Jusque-là, j’avais plutôt fait des enquêtes sur les pratiques éducatives dans des spécialités médicales données : dans le diabète, ou dans d’autres maladies chroniques (prévention secondaire). Or la façon dont ces pratiques ont été institutionnalisées dans la loi de 2009 sous le vocable d''éducation thérapeutique', tel que défini par la Haute autorité de santé (HAS), a restreint selon moi ce qui en faisait l'intérêt. Je rappelle qu'au début j'estimais que les démarches éducatives étaient en train de révolutionner de manière générale la relation médecin - malade.
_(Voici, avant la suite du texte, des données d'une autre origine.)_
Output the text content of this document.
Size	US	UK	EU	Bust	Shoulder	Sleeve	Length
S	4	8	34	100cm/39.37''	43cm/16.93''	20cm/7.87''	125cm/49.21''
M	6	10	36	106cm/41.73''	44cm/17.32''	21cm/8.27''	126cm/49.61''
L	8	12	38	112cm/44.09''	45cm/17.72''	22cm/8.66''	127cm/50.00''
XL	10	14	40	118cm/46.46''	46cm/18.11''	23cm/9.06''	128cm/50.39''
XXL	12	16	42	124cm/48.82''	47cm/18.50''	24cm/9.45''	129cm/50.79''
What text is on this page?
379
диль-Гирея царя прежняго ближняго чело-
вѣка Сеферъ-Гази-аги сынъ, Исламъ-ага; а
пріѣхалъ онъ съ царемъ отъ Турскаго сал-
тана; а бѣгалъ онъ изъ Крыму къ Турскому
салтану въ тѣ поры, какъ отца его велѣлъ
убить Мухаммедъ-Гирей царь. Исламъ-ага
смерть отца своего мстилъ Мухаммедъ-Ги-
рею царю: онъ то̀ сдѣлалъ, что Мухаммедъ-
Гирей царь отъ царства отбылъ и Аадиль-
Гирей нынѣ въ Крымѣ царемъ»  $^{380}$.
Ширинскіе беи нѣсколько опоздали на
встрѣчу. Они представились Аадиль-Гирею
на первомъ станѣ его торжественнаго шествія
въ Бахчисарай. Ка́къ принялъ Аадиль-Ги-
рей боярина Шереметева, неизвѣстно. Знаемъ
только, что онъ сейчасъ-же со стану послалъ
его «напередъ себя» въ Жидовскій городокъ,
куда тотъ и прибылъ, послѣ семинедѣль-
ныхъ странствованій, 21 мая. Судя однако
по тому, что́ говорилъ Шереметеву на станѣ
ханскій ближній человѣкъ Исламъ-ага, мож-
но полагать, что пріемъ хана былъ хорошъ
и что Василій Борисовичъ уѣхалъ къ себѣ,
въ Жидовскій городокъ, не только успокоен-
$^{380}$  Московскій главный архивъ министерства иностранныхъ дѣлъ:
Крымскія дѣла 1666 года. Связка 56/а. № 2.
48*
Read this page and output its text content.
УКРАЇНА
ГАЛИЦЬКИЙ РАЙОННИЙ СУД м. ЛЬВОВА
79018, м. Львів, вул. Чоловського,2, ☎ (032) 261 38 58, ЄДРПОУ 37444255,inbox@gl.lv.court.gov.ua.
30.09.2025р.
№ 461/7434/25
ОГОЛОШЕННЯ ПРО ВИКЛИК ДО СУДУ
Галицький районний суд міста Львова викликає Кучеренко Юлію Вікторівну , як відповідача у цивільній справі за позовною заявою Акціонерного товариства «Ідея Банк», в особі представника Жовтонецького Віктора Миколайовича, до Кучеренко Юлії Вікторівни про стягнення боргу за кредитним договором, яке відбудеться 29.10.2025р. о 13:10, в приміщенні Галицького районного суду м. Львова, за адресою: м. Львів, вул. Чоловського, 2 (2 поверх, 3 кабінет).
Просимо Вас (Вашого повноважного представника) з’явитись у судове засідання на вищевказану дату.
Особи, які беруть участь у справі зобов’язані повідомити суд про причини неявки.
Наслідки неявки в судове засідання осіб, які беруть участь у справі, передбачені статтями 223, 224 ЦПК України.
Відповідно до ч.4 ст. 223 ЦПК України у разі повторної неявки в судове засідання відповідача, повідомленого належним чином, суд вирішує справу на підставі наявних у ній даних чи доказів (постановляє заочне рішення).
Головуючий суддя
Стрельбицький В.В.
Désormais, on faisait de l’éducation thérapeutique quelque chose de très spécialisé, pratiqué par des gens ayant reçu une formation d’au moins 40 heures, certifiée, exerçant dans le cadre d’un programme agréé et autorisé dans chaque région par l’Agence régionale de santé (ARS), accessible à un petit nombre de patients, etc. L’autorisation par l’ARS donne le droit à une équipe de pratiquer l’éducation thérapeutique, mais pas forcément de disposer de moyens, et après avoir obtenu l’autorisation, il restait encore toute une recherche de financements à faire, ce qui compliquait encore le développement de ces pratiques. Comment en est-on arrivé là ? Selon mon analyse, l’une des raisons est que les financeurs du système de santé ne voulaient pas risquer de perdre le contrôle sur ces pratiques, qui auraient pu requérir un financement important car concernant beaucoup de maladies chroniques. Les institutions de santé publique et la loi en ont donc fait quelque chose d’assez restreint, spécialisé et contrôlé et qui, du coup, est accessible seulement à un petit nombre de patients qui sont dans des situations graves ou de pathologie avancée, ayant des maladies qui nécessitent des soins souvent techniques, auto-perfusions ou autres. On est loin d'une révolution de la manière de soigner !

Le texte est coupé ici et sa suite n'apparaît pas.